20-minutowy szybki trening
Spisu treści:
- Co to jest Brisk Walking?
- 20-minutowy szybki trening
- Kiedy powinieneś wziąć 20-minutowy energiczny spacer?
- 30-minutowy szybki trening
- Czy masz trudności z wejściem do strefy szybkiego marszu?
- Słowo od DipHealth
WIOSENNE ODCHUDZANIE - INTERWAŁOWY TRENING 20 MINUT (Grudzień 2024)
Wykonaj 20-minutowy szybki marsz treningowy, aby spalić kalorie i zmniejszyć ryzyko utraty zdrowia. Jeden 20-minutowy szybki spacer dziennie zwiększy Twoją śmiertelną "nieaktywność". 20-minutowy szybki spacer zajmie co najmniej jedną milę. Spali od 70 do 100 kalorii, w zależności od twojej wagi. Dodajesz 2000 do 3000 kroków do codziennej liczby kroków.
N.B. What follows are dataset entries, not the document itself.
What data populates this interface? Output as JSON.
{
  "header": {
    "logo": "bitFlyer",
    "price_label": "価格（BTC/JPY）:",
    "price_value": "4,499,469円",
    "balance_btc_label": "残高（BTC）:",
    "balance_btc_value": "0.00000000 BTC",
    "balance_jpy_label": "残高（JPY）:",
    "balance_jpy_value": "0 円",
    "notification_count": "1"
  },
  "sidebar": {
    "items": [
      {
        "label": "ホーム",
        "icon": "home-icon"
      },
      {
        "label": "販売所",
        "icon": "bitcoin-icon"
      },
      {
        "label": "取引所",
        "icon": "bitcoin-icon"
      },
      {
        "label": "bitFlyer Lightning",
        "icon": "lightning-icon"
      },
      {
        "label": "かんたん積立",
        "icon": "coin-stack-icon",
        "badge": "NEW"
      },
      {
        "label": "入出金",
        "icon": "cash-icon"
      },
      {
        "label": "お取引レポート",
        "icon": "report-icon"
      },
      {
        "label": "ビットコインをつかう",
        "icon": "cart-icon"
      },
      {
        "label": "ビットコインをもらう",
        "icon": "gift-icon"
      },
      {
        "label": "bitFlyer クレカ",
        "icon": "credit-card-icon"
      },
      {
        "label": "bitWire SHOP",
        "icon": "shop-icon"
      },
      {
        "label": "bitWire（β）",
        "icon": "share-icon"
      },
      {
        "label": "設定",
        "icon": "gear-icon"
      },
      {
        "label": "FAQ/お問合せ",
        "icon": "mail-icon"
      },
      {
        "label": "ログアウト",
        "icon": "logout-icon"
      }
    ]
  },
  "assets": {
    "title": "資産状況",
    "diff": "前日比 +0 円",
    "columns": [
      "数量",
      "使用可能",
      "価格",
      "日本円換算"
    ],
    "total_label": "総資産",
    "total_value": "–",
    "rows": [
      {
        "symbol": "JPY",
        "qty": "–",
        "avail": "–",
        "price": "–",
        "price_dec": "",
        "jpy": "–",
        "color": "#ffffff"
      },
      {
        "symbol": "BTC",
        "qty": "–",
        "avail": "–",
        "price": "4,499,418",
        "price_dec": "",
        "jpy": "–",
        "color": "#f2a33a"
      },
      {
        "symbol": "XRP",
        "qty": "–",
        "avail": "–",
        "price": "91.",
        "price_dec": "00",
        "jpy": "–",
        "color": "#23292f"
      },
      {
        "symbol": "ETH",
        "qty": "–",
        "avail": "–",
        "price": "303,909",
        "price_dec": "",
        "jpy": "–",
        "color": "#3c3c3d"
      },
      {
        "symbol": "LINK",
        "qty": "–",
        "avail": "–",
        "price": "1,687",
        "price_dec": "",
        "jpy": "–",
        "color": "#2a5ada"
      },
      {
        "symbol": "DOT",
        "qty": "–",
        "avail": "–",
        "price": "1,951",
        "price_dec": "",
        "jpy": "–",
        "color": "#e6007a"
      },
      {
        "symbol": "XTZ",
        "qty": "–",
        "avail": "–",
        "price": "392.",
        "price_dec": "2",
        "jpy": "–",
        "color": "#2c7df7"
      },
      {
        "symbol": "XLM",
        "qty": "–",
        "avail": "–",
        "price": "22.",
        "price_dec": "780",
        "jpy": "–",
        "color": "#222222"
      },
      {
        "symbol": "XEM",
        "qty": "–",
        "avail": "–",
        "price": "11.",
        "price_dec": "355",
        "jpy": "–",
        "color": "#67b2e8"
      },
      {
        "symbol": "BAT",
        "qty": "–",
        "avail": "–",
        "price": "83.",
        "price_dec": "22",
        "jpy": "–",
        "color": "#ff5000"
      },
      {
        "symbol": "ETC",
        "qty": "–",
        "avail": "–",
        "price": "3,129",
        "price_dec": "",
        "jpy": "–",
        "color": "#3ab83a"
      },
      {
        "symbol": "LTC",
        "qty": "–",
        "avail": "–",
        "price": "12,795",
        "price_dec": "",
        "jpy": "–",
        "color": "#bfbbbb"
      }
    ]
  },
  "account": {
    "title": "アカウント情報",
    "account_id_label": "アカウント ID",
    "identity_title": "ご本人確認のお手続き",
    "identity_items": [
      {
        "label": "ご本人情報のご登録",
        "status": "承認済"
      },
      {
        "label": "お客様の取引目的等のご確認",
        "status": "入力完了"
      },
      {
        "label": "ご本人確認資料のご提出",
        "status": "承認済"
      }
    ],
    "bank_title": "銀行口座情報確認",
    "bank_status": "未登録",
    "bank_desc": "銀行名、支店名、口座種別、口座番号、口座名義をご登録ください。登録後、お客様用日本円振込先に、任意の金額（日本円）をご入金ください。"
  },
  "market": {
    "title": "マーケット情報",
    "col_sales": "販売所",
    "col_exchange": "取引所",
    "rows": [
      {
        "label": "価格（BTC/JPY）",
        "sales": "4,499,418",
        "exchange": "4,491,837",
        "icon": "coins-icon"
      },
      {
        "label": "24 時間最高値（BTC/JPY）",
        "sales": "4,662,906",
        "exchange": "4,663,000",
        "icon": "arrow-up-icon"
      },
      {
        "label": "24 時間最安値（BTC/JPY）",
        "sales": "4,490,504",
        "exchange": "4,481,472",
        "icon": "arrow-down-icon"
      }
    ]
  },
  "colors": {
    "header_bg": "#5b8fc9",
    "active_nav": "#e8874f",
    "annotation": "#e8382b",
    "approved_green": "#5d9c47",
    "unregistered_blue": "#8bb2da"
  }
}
Duże badanie wykazało, że możesz zmniejszyć ryzyko przedwczesnej śmierci nawet o 30 procent, codziennie o 20 minut. Zobacz, jak wykonać ten trening, a następnie przedłużyć go do 30-minutowego energicznego spaceru, jak zaleca się na codzienne ćwiczenia.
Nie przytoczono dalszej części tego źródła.